Comparison and Benchmarking of AI Models and Frameworks on Mobile Devices

Chunjie Luo,Xiwen He,Jianfeng Zhan,Lei Wang,Wanling Gao,Jiahui Dai
DOI: https://doi.org/10.48550/arXiv.2005.05085
2020-05-07
Abstract:Due to increasing amounts of data and compute resources, deep learning achieves many successes in various domains. The application of deep learning on the mobile and embedded devices is taken more and more attentions, benchmarking and ranking the AI abilities of mobile and embedded devices becomes an urgent problem to be solved. Considering the model diversity and framework diversity, we propose a benchmark suite, AIoTBench, which focuses on the evaluation of the inference abilities of mobile and embedded devices. AIoTBench covers three typical heavy-weight networks: ResNet50, InceptionV3, DenseNet121, as well as three light-weight networks: SqueezeNet, MobileNetV2, MnasNet. Each network is implemented by three frameworks which are designed for mobile and embedded devices: Tensorflow Lite, Caffe2, Pytorch Mobile. To compare and rank the AI capabilities of the devices, we propose two unified metrics as the AI scores: Valid Images Per Second (VIPS) and Valid FLOPs Per Second (VOPS). Currently, we have compared and ranked 5 mobile devices using our benchmark. This list will be extended and updated soon after.
Machine Learning,Artificial Intelligence,Performance,Image and Video Processing
What problem does this paper attempt to address?
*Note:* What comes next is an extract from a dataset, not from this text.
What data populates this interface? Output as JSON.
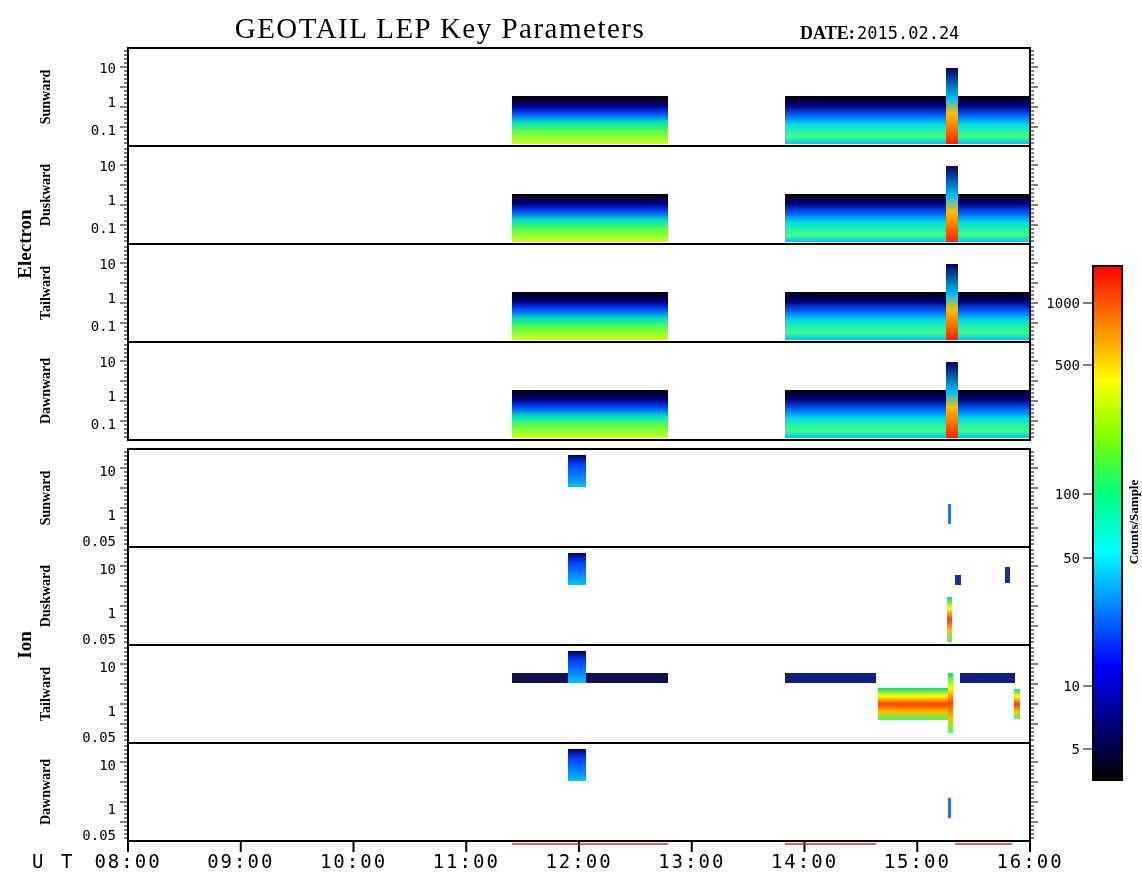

The problem that this paper attempts to solve is: With the successful application of deep learning in various fields, especially the increasing attention to its application on mobile and embedded devices, how to effectively benchmark and rank the AI inference capabilities of these devices has become an urgent problem to be solved. Specifically, the paper proposes solutions to the following problems: 1. **Model diversity**: Different neural network architectures have different trade - offs between accuracy and computational complexity, and no single network architecture can unify all design and application scenarios. Therefore, a benchmarking suite covering a variety of typical and lightweight network architectures is required to comprehensively evaluate the performance of different devices. 2. **Framework diversity**: There are currently many popular deep - learning frameworks (such as TensorFlow Lite, Caffe2, PyTorch Mobile, etc.), which provide different implementation methods and support levels on mobile and embedded devices. Therefore, a benchmarking tool that can compare the performance of different frameworks is required. 3. **Hardware acceleration support**: Modern mobile and embedded devices are usually equipped with hardware accelerators such as GPUs or NPUs to support AI applications. However, different devices have different levels of support for these accelerators, and a benchmarking method that can reflect this difference is required. To solve the above problems, the authors propose a benchmarking suite named AIoTBench, which focuses on evaluating the inference capabilities of mobile and embedded devices. AIoTBench covers three typical heavy - duty networks (ResNet50, InceptionV3, DenseNet121) and three lightweight networks (SqueezeNet, MobileNetV2, MnasNet), and each network is implemented in three frameworks specifically designed for mobile and embedded devices. In addition, in order to compare and rank the AI capabilities of different devices, the authors propose two unified metrics as AI scores: Valid Images Per Second (VIPS) and Valid FLOPs Per Second (VOPS). These two metrics reflect the trade - off between quality and performance in AI systems. In summary, this paper aims to help users better understand and evaluate the AI inference capabilities of mobile and embedded devices by providing a comprehensive and easy - to - use benchmarking tool.